Lucía se sentó en la cama junto a la maleta, cubrió su rostro con las manos y lloró.
—Lucía… —Álex se acercó, le tocó el hombro.
Ella se encogió, apartando su mano.
—Te he dedicado mi vida, te he librado de preocupaciones para que te concentraras en tus teoremas, para que mantuvieras tu imagen. Y tú… Estabas seguro de que nunca me iría. No tengo nada. Todo esto es tuyo… —abarcó la habitación con un gesto—, comprado con tu dinero. Solo sé llevar una casa, no valgo para nada más. Dejaste de verme, como si fuera un mueble —dijo entre lágrimas.

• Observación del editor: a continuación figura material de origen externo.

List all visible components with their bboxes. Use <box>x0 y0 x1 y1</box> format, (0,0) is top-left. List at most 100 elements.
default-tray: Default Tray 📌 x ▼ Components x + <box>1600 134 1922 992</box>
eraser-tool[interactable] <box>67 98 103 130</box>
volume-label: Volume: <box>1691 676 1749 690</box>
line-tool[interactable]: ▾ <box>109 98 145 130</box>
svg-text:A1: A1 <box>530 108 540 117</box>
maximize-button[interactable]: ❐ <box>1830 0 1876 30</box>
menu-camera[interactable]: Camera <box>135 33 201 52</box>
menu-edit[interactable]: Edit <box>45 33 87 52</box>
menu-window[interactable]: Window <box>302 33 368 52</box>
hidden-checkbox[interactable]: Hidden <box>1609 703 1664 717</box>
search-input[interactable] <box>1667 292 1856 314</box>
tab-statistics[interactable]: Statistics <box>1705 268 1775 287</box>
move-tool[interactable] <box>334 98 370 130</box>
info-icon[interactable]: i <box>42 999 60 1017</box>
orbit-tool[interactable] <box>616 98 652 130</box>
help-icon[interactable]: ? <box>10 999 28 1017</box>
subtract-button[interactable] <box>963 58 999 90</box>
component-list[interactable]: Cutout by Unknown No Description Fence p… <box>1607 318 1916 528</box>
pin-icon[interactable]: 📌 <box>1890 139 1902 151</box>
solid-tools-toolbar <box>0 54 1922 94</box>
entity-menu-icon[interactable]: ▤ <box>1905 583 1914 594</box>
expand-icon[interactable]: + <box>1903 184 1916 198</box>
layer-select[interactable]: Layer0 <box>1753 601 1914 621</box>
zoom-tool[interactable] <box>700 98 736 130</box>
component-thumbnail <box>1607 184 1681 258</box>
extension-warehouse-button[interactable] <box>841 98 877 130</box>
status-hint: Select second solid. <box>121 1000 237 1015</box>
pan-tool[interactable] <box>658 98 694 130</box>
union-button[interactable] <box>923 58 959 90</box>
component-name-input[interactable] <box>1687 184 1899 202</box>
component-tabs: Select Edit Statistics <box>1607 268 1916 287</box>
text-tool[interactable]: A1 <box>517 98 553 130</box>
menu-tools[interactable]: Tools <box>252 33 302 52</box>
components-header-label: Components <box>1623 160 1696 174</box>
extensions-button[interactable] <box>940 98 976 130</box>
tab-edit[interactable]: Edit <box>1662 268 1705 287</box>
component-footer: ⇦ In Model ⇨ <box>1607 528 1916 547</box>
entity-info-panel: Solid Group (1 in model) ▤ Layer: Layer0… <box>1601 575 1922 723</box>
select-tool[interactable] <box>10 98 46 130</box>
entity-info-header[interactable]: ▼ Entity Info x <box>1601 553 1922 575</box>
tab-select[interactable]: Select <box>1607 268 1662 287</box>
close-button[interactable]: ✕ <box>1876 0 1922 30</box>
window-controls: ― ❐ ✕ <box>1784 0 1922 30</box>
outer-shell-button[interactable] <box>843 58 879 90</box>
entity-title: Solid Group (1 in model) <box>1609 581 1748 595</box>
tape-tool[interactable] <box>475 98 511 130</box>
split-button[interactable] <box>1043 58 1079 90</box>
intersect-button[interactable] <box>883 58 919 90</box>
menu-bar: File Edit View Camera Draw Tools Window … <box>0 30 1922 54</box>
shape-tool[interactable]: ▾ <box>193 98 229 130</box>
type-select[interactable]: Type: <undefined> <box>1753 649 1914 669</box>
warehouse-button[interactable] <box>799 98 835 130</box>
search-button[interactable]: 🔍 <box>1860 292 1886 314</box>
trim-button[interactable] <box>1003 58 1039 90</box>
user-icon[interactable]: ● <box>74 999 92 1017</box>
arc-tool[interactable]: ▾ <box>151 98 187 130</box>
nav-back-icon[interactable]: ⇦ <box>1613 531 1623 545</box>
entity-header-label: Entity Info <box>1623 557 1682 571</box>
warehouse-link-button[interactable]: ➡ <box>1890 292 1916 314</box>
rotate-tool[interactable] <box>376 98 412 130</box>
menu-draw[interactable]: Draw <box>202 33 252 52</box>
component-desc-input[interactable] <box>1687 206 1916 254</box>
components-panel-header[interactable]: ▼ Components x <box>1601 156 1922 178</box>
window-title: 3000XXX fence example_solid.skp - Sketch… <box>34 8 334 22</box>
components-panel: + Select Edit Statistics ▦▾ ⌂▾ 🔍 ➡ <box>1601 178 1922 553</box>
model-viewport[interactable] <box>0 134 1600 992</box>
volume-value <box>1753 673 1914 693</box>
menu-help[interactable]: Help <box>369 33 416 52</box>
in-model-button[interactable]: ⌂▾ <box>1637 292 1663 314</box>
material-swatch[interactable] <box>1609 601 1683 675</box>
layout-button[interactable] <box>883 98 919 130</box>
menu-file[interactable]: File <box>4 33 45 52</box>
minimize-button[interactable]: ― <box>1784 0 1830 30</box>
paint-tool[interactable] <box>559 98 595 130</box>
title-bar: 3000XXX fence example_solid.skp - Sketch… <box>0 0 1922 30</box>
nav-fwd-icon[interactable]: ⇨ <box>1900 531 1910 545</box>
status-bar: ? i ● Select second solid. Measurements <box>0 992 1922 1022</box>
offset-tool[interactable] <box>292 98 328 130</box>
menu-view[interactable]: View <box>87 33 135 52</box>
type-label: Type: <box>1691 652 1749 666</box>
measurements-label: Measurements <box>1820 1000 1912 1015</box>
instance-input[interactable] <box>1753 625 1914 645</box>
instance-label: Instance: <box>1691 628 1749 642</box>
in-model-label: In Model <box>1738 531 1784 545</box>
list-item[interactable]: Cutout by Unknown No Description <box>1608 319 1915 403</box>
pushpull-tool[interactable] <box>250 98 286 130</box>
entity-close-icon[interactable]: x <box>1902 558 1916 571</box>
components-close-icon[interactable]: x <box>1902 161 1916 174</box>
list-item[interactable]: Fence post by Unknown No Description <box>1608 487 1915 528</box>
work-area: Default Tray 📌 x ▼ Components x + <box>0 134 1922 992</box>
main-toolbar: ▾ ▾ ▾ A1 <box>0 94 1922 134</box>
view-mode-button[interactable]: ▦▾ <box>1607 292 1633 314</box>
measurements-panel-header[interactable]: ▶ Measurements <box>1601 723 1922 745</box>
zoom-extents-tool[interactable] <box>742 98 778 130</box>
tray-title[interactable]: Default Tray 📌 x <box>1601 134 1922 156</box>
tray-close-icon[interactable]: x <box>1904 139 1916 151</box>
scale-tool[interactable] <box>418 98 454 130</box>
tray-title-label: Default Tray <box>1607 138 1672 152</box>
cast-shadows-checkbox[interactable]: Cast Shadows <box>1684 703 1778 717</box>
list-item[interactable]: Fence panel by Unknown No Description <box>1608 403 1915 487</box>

—No tengo adónde ir, pero tú sí. ¿Crees que tu amante dejará que dividamos este piso? —Cerró la maleta y la puso frente a él—. Basta. Vete con ella.
—Ahí te equivocas. Yo no me voy a ningún lado. Si quieres, vete tú.
Lucía sintió como si le hubieran golpeado el estómago. Lo miró sin poder respirar.
—¿La traerás aquí, a nuestro piso? ¿Te acostarás con ella en nuestra cama? Dios, no te reconozco.
Por un instante se miraron fijamente. Luego, Lucía salió al recibidor. Esperó que la detuviera, pero Álex calló. Aturdida, salió del piso y se sentó en un banco junto al portal. Las piernas no le respondían. La tensión de las últimas horas la dejaba sin fuerzas.
—Lucía, ¿te encuentras mal? —la vecina se detuvo a su lado.
Ella negó con la cabeza. SacóSacó el teléfono de su bolso, marcó el número de una vieja amiga y, mientras esperaba el taxi, decidió que era hora de empezar de nuevo, lejos de sombras pasadas.